Vertex has been vocal about its R&D efforts in AATD, although it’s currently back in the early-stage drawing board after scrapping a couple of mid-stage programs.
According to an Inhibrx release, the deal is worth $2.2 billion in aggregate transaction value. The company’s shareholders are set to receive $30 in cash, as well as a contingent value right of $5 per share upon a regulatory milestone — which adds up to a total of $296 million. For each Inhibrx share, they’re also entitled to 0.25 shares of the New Inhibrx, which will have $200 million of cash in the bank. As part of the deal, Sanofi also took on responsibility for Inhibrx’s outstanding third-party debt.
Inhibrx shares $INBX were up 5%. The CVR for the deal hinges on any approval, accelerated or full, for INBRX-101 by June 2027. Jefferies analyst Michael Yee wrote to investors Tuesday morning that the CVR represents a “bull case” for Inhibrx given Sanofi’s willingness to take on “anything regarding full approval.”
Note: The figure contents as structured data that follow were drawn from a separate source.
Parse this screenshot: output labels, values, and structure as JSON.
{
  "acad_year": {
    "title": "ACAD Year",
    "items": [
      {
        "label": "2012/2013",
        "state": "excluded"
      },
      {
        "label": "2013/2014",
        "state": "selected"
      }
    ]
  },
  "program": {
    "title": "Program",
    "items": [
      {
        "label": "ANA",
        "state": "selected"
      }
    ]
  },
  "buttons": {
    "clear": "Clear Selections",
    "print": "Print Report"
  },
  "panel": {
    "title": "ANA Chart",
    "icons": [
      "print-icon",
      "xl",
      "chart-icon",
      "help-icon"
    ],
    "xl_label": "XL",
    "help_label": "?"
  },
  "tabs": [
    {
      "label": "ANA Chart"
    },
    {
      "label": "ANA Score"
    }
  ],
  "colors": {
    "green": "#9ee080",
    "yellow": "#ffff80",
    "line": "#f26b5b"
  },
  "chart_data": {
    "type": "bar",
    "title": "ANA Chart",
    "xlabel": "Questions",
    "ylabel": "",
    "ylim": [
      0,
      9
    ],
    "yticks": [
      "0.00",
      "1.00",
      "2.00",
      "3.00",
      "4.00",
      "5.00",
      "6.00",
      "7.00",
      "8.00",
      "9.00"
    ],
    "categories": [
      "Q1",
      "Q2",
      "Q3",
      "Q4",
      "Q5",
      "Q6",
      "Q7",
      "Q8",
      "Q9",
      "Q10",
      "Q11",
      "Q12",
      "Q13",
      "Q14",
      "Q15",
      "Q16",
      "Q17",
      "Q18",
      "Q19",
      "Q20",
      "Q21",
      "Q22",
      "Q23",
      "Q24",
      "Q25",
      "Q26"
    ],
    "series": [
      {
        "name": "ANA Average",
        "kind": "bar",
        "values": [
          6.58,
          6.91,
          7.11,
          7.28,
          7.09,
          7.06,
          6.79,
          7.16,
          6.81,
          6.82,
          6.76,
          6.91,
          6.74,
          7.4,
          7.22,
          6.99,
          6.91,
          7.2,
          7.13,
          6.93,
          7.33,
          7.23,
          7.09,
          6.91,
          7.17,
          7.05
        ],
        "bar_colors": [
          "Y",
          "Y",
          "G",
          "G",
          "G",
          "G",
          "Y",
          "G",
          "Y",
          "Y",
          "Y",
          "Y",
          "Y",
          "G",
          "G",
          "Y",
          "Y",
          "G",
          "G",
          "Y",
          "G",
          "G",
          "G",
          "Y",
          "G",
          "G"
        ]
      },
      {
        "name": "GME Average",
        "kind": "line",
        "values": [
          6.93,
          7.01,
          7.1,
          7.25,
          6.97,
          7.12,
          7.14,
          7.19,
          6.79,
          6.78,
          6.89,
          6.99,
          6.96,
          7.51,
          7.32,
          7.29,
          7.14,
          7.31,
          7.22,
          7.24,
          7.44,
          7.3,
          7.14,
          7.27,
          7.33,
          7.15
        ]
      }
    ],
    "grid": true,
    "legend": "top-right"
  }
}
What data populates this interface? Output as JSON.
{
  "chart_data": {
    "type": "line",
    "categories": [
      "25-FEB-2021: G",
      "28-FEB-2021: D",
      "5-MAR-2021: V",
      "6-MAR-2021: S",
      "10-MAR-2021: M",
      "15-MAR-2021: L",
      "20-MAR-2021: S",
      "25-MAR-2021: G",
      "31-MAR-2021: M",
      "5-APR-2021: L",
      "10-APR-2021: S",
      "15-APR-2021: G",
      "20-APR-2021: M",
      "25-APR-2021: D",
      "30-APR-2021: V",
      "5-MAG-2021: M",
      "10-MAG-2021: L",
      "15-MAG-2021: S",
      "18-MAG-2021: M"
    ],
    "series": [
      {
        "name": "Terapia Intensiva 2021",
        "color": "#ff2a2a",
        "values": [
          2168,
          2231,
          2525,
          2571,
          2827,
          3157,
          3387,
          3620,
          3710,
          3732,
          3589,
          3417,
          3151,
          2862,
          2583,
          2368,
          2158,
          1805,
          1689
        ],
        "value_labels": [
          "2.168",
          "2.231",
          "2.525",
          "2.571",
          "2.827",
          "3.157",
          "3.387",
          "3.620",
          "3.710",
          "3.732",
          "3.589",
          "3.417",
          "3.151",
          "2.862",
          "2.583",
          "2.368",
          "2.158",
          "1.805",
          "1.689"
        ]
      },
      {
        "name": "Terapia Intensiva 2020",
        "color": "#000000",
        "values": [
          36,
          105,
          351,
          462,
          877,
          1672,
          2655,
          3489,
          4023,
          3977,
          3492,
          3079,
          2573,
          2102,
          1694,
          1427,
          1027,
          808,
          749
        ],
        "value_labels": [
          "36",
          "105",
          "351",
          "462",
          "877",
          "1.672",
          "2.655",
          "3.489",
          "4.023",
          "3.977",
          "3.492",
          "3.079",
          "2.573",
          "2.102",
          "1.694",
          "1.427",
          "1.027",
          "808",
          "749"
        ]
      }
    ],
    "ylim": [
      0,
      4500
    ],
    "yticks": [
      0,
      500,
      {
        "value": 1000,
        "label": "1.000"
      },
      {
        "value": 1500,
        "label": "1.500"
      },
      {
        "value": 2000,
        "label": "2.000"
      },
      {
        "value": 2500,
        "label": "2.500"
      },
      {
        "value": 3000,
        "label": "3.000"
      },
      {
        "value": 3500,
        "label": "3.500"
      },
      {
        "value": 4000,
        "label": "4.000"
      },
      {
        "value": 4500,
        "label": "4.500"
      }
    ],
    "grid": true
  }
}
“We note a small molecule competitor recently aligned with the FDA on their AAT program and FDA requires the use of a patient-reported outcome (i.e. SGRQ) as the primary endpoint for the confirmatory study,” Yee wrote. “We can see they require the same for [Inhibrx] for the final approval.”
The spinoff will house Inhibrx’s employees and all current programs not related to INBRX-101, including three clinical-stage oncology programs. Mark Lappe, founder and CEO of Inhibrx, will continue to lead the new company.